On my december visit to India, I had it in a traditional Bengali themed restaurant and loved it. Ever since I am planning to prepare it at home. A very loving sister took us out for lunch one day and wished to have a complete Bengali meal. This Fish Crepes were never made at home, hence I was too curious to have them and eventually ended up eating 2 big.

Kolkatans are foodies. There are quiet a number of speciality Bengali restaurants besides numerous other small eateries who serve regular Bengali meals. If, by any chance you happen to visit Kolkata, please do visit them to taste our local cuisine....both....exotic and regular. At some places they will serve you traditionally in banana leaves and earthern pots. Oh! how I love food to be served this way. Obviously, you will not miss eating our famous sweets. To taste the many varieties you need to stay for at least 15 days.

We are used to making coconut filled crepes. These fish filled crepes are not so common, in fact, they were quiet new to me. You need to prepare a fish filling and batter to make Fish Crepes/ Macher Patishapta.

INGREDIENTS[for the fish filling] :
Fish Fillets : 400gm
Onion : 2[medium]
Ginger Paste : 2tsp
Garlic Paste : 2tbsp
Green Chillies : 3
Bengali Garam Masala : 1/2tsp[cinnamon, green cardamom and cloves dry roasted and ground to a powder]
Lemon : 1
Salt : As required
Turmeric Powder : 1tsp
Cumin Seeds : 1/4tsp
All purpose flour : 1tbsp
Oil : 3tbsp

INGREDIENTS[for the batter] :
All purpose flour : 2 cups[medium]
Corn flour : 1 cup[medium]
Egg : 1
Water : As required
Salt : As required
Oil : 2drops

You need 1/4 tsp oil for frying 3 crepes, then again 1/4 tsp for the 4th one.

Wash and marinate the fish fillets with the lemon juice and very little salt. Keep aside. Get the ginger and garlic paste, garam masala powder ready in hand. Chop the green chillies. Slice the onions.

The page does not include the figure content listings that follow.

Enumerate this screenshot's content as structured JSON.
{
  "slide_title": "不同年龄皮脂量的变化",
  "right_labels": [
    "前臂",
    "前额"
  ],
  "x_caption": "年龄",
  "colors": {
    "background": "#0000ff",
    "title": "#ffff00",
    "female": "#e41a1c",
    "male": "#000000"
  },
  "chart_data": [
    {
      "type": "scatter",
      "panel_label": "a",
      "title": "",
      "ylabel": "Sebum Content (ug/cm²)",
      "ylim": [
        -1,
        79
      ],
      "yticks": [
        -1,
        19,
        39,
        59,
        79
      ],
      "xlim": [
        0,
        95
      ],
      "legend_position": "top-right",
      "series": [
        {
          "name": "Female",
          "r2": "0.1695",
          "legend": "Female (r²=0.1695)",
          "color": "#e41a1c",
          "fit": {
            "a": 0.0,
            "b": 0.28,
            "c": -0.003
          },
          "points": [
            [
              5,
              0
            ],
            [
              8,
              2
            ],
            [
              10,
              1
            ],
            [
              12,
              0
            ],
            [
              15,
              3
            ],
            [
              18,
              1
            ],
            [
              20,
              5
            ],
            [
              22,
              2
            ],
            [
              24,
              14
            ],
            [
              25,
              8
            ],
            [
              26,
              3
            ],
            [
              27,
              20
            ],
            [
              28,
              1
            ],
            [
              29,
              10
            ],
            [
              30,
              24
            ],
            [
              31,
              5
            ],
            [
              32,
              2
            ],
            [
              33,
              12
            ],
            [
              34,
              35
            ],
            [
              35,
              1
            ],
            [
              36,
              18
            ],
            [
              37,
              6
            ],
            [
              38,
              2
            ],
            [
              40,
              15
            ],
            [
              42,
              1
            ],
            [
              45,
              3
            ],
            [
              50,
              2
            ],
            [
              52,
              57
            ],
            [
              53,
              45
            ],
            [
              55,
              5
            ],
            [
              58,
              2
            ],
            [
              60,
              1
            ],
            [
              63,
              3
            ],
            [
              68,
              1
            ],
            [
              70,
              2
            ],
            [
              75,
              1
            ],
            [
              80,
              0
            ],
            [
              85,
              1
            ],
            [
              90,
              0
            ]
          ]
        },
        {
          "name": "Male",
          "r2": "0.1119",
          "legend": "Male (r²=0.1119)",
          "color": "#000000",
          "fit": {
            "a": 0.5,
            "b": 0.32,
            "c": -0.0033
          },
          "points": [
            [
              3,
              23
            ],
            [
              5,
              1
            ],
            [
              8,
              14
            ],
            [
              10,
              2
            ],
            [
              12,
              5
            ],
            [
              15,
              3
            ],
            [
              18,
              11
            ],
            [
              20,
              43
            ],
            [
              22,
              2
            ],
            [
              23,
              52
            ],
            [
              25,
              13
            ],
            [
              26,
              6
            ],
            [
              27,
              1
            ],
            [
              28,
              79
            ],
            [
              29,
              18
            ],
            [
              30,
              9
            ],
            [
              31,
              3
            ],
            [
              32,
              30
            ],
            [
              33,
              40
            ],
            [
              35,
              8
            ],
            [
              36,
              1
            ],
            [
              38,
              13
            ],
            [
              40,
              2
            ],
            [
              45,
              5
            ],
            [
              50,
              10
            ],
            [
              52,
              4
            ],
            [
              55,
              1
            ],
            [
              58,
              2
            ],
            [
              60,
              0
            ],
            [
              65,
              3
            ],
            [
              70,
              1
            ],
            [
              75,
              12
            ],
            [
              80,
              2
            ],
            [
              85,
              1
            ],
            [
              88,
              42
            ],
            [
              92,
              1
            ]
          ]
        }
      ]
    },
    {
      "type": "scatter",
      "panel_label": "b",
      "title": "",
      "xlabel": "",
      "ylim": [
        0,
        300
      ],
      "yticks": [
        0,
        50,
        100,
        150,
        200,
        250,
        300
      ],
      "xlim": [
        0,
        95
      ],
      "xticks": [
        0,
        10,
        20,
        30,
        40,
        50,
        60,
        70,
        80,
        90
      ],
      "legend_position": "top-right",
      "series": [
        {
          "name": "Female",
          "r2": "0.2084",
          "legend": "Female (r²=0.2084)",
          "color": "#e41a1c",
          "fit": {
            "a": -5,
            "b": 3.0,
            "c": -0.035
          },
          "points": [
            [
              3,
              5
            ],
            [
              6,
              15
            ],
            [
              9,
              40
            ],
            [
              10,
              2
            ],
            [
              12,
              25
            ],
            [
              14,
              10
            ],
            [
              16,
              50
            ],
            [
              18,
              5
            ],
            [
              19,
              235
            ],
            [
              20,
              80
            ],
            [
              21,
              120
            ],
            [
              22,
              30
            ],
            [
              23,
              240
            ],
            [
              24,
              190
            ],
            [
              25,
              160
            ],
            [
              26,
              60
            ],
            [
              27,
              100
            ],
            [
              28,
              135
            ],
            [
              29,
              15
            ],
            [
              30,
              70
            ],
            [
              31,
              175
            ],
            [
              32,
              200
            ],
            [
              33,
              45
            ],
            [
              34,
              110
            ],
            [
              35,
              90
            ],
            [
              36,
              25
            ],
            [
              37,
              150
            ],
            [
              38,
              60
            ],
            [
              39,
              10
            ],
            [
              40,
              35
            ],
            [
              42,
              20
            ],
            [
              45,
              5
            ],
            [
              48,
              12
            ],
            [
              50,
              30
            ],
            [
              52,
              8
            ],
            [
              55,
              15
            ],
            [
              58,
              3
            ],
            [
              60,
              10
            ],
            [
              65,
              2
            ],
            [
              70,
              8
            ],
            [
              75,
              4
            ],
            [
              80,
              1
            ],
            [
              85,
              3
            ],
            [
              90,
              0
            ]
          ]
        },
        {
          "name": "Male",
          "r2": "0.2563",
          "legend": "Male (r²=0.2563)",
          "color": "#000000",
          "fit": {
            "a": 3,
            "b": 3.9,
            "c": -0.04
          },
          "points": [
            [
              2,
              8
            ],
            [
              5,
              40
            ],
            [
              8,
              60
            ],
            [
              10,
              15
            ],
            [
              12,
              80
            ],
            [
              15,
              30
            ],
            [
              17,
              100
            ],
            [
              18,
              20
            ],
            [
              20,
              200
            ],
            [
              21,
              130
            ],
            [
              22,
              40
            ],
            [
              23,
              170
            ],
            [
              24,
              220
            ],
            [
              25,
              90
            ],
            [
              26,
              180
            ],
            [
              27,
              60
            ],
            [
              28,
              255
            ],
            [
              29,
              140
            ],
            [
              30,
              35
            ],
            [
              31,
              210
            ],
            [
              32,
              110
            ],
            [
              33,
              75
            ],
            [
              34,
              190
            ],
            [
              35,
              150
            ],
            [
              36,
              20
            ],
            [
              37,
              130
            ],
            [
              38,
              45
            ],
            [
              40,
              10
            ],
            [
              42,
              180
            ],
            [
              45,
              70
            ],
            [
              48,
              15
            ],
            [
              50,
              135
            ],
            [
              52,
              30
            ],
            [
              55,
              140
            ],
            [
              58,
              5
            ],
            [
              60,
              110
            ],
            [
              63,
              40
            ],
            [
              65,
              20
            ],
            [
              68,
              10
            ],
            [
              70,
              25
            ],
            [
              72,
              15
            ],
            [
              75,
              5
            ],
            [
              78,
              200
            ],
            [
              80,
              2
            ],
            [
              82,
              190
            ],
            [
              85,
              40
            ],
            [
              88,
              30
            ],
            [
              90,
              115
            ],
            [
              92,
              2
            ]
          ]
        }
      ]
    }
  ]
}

Let us prepare the batter. Take the 2 kinds of flours in a bowl. Add salt. Add water little by little. It will be like a dosa batter. Add the egg n 2 drops oil now. Mix well.

Heat oil in a wok. Add the cumin seeds. As they splutter, add the sliced onions. When they turn brown, add the ginger-garlic paste. Fry till the raw smell goes. Add the salt and turmeric powder and the chopped green chillies. Fry for 1 minute at low heat. Add the marinated fish. Saute well and break the fish with your ladle. When the water is almost drying up, add the garam masala powder and all purpose flour. Cook till all the water dries up but it remains moist. Switch off. Let the filling cool down.

Now heat 1/4tsp oil in a pan. With a round big spoon, pour in a spoonful of batter on the greased pan. Spread with the back of the ladle. Put in some fish filling in the middle as seen in the picture below.

This should be done in medium to low heat. Let the inner part of the crepe cook well. Then fold in from both sides and transfer to a plate. With 1/4 tsp oil you can make upto 3 crepes. Idea is to keep the pan greased.

Serve with sauce of your choice. Goes best with kasundi[a specially made mustard sauce]!!